Intravenous curcumin is effective against a variety of inflammatory diseases including chronic pain, cancer, cardiovascular disease, arthritis, Crohn’s disease, ulcerative colitis, irritable bowel disease, peptic ulcer, gastric ulcer, gastric inflammation, vitiligo, psoriasis, acute coronary syndrome, atherosclerosis, diabetes, diabetic nephropathy, diabetic microangiopathy, lupus nephritis, renal conditions, cholecystitis, hepatic conditions, chronic arsenic exposure, alcohol intoxication and chronic bacterial prostatitis.

Side effects of curcumin include nausea and vomiting, usually relieved with fiber or psyllium, dizziness, a transient euphoria or high lasting 2-4 hours, a temporary sensation of heat in the hands, feet, and chest, skin rash (reversed with IV hydration) and allergic reactions.

Contraindications include known gallbladder disease, thought to be the etiology of nausea and vomiting associated (rarely) with curcumin, those with bleeding disorders or on blood thinners, and any allergy to turmeric or curcumin.

Intravenous curcumin requires a 2 hour minimum for a 500-milliliter solution. Rapid infusion may lead to vasodilation and a drop in blood pressure. A test dose is mandatory. Tragically, a 30-year-old woman passed due to anaphylactic shock in March 2017 from intravenous curcumin. (Tragic as this was, it pales in comparison to the greater than 15,000 yearly deaths due to opioid addiction.) Her reaction to the infusion was almost instantaneous. The first treatment for anyone is no more than 1 mg/kg of body weight.

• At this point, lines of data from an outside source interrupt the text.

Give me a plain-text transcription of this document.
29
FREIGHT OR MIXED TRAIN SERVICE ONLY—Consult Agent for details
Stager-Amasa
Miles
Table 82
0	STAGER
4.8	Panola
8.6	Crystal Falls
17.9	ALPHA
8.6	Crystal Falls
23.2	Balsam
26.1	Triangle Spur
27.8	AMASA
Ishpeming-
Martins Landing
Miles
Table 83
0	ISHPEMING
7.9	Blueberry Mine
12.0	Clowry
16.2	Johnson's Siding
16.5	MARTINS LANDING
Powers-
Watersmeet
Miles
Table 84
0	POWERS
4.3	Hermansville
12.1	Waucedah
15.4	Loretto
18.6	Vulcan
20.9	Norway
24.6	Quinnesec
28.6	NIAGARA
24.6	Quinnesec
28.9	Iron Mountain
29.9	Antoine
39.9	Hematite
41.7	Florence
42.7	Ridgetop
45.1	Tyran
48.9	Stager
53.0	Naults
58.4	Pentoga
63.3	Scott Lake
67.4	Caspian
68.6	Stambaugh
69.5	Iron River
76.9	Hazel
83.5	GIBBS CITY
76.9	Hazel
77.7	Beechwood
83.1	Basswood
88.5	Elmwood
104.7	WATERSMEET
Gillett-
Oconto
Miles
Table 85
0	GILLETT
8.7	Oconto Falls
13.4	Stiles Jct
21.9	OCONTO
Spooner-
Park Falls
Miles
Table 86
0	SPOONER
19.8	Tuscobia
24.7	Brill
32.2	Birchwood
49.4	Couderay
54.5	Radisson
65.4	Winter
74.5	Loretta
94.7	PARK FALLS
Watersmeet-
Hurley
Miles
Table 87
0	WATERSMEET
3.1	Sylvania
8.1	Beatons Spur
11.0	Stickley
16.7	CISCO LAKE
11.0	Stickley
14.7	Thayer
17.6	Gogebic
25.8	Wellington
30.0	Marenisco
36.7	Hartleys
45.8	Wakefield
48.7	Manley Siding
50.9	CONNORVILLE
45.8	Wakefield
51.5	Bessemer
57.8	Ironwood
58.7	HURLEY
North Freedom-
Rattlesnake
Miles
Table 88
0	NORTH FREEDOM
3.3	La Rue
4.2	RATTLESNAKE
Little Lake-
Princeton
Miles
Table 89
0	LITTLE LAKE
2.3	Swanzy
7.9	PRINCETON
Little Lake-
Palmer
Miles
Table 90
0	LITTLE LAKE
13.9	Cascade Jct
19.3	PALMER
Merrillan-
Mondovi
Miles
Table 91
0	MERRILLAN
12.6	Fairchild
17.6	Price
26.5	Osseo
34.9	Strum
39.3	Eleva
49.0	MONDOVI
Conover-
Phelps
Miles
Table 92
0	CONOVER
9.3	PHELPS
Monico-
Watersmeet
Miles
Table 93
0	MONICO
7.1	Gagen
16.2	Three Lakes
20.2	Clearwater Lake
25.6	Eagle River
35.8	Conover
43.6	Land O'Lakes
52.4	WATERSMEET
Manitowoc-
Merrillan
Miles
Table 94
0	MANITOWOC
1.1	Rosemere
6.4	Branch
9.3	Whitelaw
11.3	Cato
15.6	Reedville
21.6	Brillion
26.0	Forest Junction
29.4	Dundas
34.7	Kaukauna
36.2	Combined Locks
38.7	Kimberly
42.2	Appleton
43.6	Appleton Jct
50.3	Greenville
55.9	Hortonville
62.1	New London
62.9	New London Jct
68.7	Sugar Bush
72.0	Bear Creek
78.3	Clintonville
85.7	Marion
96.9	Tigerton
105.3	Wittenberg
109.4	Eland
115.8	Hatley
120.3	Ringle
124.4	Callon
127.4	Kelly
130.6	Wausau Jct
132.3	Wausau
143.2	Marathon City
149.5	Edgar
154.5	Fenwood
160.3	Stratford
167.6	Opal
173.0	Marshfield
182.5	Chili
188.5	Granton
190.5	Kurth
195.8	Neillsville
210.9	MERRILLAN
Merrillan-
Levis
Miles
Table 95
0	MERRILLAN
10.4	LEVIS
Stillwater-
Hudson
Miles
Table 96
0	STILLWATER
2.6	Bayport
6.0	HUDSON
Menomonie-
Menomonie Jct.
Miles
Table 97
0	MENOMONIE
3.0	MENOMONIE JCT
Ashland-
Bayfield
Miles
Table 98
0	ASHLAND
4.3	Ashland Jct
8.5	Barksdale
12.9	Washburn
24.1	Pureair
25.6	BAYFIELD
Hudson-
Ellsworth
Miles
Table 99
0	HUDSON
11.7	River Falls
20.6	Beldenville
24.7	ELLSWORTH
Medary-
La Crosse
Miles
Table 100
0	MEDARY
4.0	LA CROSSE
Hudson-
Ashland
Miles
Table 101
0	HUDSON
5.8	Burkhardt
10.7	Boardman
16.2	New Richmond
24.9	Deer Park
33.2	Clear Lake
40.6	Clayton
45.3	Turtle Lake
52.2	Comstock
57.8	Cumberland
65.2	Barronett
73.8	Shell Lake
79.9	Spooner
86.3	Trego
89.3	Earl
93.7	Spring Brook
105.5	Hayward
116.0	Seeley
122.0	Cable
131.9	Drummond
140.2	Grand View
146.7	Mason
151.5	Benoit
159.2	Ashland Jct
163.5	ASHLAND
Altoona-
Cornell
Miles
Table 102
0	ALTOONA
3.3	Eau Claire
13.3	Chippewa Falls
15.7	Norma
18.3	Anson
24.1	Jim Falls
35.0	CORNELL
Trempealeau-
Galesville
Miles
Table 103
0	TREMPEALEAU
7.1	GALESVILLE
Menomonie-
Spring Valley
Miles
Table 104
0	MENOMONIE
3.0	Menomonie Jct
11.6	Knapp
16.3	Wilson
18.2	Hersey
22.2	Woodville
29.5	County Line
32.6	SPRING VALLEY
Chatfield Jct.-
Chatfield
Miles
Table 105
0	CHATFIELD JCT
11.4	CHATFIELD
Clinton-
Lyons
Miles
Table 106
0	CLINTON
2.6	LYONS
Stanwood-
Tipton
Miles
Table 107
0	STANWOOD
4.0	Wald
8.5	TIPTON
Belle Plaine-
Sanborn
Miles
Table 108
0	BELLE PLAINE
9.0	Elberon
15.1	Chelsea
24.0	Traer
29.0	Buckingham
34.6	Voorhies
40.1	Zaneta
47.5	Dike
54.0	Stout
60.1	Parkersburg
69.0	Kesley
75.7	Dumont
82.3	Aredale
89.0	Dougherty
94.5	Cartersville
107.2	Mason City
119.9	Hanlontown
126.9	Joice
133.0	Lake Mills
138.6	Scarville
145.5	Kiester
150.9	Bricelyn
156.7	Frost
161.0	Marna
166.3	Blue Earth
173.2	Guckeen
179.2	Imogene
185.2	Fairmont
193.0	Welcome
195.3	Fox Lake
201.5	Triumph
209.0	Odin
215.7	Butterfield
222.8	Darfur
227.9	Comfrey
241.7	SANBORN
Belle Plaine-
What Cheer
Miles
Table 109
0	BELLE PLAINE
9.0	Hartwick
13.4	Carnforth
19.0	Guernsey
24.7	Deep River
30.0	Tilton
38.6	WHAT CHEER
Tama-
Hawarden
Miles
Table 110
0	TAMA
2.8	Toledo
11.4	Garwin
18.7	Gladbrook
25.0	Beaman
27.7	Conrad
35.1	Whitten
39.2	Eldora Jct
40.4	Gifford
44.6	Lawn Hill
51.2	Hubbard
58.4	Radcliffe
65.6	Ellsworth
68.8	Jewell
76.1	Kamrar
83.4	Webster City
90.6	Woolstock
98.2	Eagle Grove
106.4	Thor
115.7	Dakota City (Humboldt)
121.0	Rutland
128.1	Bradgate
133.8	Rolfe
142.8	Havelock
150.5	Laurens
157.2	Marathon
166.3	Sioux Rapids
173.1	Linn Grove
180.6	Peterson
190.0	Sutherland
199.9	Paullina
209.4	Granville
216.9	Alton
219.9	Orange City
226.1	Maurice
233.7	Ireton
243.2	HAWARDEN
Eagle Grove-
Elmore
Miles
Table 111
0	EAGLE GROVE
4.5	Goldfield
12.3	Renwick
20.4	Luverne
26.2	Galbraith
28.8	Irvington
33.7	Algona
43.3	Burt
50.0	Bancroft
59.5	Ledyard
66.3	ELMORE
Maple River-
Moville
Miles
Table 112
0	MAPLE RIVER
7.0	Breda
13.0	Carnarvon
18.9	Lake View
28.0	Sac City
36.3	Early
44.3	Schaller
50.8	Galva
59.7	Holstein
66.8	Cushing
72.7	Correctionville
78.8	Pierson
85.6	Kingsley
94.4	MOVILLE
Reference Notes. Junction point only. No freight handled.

No other medications, vitamins, minerals, herbs or other additives should be mixed with curcumin.

In summary:

  1. Intravenous curcumin acts in the same manner as opioid narcotics to inhibit pain.
  2. Intravenous curcumin reduces dependence on opioid painkillers. Patients are relieved at lower and lower doses of narcotics and many can discontinue them completely.
  3. Intravenous curcumin reverses opioid-induced damage to brain cells.
  4. Intravenous curcumin possesses anti-neoplastic properties, protecting the body against a wide variety of neoplasms and inflammatory diseases.
  5. Psyllium 5-10 grams or Cholestyramine 2-4 grams are given the night before and after treatment to reduce GI side effects.
  6. Contraindications include gallbladder disease, bleeding disorders, those on anticoagulants and allergy to curcumin or its ingredients.
  7. A test dose, 1 mg/kg, is mandatory for all patients.